You have a Master of Interactive Design from the Taipei University of Technology, which you used to great effect as a backdrop to your show. Where did this interest in virtual reality begin, and do you think virtual shows are the future of fashion week, or is it integral to continue to show clothes in a physical format too?
Before the official establishment of the brand, I had the opportunity to participate in the VR tech camp of Taiwanese VR designer Hsin-Chien Huang, which opened my eyes to the world of virtual clothing technology. I think virtual clothing will become a more popular trend with time. Physical clothing is still an indispensable way of living, but I think the two will slowly complement each other.
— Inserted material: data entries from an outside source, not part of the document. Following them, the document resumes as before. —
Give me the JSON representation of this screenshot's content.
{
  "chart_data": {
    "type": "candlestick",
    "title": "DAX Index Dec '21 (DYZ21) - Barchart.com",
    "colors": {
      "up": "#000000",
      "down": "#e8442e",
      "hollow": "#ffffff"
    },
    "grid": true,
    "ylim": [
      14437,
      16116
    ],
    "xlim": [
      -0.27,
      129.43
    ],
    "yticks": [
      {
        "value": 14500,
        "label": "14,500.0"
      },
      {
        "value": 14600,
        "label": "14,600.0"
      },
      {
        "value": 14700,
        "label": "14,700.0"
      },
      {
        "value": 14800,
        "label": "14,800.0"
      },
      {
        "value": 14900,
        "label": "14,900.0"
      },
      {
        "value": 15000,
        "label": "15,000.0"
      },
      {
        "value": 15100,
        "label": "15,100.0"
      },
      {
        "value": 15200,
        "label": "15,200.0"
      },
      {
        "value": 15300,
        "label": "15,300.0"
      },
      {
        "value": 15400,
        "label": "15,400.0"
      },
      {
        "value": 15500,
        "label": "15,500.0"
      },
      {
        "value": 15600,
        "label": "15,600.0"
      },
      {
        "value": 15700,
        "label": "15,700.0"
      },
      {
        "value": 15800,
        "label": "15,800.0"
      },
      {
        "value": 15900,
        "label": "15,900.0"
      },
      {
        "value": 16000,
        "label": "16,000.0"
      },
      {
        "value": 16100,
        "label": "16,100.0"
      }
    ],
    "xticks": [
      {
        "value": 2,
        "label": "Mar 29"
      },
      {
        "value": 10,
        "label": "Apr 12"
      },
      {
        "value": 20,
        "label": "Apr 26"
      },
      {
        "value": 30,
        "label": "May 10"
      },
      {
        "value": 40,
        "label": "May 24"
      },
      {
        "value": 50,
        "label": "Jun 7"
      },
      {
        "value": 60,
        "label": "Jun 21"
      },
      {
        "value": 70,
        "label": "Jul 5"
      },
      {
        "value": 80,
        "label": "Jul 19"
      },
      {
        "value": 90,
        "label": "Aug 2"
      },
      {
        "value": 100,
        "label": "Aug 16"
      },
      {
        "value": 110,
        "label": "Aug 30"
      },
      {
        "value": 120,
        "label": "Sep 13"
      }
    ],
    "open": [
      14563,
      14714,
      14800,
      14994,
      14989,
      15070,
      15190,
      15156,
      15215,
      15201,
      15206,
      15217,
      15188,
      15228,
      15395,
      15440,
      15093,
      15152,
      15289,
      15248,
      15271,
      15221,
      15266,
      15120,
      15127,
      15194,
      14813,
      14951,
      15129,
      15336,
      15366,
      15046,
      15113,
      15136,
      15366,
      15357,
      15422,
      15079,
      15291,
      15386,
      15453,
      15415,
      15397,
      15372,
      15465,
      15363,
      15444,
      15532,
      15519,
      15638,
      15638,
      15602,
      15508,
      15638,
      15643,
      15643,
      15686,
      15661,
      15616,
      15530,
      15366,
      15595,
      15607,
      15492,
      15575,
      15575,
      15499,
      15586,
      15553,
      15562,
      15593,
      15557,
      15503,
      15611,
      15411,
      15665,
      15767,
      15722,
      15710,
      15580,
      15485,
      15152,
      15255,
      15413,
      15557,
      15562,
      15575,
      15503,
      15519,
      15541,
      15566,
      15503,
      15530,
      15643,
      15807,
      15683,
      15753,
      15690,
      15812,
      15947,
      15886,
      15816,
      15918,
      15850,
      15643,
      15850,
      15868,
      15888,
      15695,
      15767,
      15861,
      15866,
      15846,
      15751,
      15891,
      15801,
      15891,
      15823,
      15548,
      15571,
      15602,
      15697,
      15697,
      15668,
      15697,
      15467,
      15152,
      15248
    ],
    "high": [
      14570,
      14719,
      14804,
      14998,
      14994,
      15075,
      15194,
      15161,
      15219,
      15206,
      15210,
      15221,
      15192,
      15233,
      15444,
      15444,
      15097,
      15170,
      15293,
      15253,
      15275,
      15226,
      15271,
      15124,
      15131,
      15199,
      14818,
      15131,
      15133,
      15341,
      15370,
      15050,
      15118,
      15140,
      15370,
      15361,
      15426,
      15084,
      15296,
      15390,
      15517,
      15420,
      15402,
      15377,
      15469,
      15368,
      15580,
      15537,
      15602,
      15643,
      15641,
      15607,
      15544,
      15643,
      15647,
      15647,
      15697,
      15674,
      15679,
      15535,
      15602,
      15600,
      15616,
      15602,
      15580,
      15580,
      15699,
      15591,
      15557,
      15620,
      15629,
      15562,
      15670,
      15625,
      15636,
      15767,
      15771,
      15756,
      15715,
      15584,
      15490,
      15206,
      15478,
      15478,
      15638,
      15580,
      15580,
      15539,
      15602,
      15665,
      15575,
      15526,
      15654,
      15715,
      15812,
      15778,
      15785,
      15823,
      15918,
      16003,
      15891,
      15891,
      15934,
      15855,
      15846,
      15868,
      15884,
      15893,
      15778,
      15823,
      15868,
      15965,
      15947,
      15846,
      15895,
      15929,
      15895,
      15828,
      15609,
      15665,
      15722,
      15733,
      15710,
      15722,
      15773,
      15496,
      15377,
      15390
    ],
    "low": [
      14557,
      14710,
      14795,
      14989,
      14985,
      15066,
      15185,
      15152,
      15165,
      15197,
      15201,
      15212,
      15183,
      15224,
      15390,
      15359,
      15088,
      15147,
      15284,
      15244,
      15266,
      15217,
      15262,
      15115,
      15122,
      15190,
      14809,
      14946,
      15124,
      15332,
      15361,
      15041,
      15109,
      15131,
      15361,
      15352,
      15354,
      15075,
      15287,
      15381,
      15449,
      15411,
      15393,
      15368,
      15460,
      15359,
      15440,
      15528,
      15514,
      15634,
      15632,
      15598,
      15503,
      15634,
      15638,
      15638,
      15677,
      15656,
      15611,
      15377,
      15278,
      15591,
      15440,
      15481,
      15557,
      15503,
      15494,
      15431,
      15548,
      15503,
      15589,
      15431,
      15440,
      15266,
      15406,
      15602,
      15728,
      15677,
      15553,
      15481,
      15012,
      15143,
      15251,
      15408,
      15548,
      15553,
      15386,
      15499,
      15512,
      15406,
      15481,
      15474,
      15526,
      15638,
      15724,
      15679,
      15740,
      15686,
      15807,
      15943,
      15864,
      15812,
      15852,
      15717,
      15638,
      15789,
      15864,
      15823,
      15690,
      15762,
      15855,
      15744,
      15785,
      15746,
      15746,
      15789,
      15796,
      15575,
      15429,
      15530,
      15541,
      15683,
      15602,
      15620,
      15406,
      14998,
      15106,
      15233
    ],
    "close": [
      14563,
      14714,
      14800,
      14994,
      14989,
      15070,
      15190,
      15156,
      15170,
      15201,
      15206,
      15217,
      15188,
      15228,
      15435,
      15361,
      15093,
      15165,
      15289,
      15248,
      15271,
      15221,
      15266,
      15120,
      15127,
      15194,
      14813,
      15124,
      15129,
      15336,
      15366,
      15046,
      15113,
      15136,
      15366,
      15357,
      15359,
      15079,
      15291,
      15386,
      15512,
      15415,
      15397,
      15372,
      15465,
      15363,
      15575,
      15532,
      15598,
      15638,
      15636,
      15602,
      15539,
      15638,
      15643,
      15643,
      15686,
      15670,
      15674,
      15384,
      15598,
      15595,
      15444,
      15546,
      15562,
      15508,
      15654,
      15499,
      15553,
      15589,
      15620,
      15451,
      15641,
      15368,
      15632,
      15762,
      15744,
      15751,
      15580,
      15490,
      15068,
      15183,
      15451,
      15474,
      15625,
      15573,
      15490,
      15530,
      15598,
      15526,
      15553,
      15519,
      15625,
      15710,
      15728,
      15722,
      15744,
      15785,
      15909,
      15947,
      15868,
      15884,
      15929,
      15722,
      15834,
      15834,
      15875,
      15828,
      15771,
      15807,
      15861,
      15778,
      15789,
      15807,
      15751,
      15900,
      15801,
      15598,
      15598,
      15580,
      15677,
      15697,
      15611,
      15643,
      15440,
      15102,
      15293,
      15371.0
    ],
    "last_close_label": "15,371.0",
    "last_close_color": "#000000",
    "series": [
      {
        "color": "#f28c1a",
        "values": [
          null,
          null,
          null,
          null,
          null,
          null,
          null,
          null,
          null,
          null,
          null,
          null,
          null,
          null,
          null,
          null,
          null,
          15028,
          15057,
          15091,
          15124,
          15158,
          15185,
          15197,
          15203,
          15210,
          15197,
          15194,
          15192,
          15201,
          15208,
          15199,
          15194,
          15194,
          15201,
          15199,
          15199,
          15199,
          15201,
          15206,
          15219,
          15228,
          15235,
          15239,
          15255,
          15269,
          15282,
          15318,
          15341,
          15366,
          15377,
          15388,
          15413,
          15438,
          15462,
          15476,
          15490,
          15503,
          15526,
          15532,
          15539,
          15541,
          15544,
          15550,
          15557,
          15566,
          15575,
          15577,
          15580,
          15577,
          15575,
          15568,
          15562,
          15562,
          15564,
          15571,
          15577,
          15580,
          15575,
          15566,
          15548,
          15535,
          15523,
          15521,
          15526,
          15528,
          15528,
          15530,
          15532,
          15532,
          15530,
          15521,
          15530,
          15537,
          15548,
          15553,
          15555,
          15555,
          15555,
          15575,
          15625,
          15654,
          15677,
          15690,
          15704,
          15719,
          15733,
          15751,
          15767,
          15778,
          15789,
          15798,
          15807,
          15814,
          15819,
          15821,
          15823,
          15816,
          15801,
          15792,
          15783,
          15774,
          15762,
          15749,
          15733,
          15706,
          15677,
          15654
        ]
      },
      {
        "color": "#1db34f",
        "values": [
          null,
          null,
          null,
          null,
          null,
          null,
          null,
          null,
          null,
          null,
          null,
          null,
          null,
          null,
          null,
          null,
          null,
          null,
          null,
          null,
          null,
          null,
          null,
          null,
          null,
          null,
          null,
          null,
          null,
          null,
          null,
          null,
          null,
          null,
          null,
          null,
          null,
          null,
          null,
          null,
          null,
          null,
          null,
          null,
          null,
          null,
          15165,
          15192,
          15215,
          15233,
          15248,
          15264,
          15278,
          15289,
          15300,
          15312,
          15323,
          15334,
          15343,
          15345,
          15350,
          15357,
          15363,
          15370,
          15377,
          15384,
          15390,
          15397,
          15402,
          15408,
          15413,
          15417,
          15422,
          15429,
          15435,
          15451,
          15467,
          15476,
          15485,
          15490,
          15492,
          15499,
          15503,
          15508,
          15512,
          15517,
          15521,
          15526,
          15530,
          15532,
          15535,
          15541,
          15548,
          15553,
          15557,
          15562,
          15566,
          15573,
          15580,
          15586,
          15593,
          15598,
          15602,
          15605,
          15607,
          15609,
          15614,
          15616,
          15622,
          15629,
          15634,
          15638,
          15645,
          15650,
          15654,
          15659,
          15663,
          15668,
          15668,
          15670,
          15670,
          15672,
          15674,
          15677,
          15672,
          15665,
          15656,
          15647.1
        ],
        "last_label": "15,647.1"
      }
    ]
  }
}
Your collection utilized new technology featuring NFT cryptographic assets. How important is it for you to continually innovate, and what are your hopes for the future of your brand?
Innovation is something that we are continually focusing on and putting effort into. For our brand, we hope that it is not just physical clothing but also aesthetic design in more fields, through virtual clothing, with a goal of being known as an innovative brand internationally.
Claudia Wang is a designer who effortlessly marries the traditional with the technological to create pieces which are imbued with classic longevity, but which are also very much for today.
Claudia looks to her cultural origins and Taiwanese regional folklore to inform her work while being wholly inculcated with the innovations of 21st-century life, looking to virtual reality and crypto graphics as means to highlight her stunning creations.
While her London Fashion Week presentation bore the self-effacing title “Satisfactory”, to describe this gorgeous assemblage of pieces thus would be the ultimate understatement. Claudia’s AW 22 collection is a testament to the maturity and creativity of an emerging designer who has already been recognized by Vogue International and Vogue Taiwan. A designer whose brand DNA is also infused with an ethical intentionality that places sustainability at the core of everything she does.
We have been mesmerized by Claudia Wang’s creations and hope you will be too.
Many thanks to Claudia for taking the time to talk to us and give us such a fascinating insight into the brand; and to our friends at Dyelog for helping arrange it all.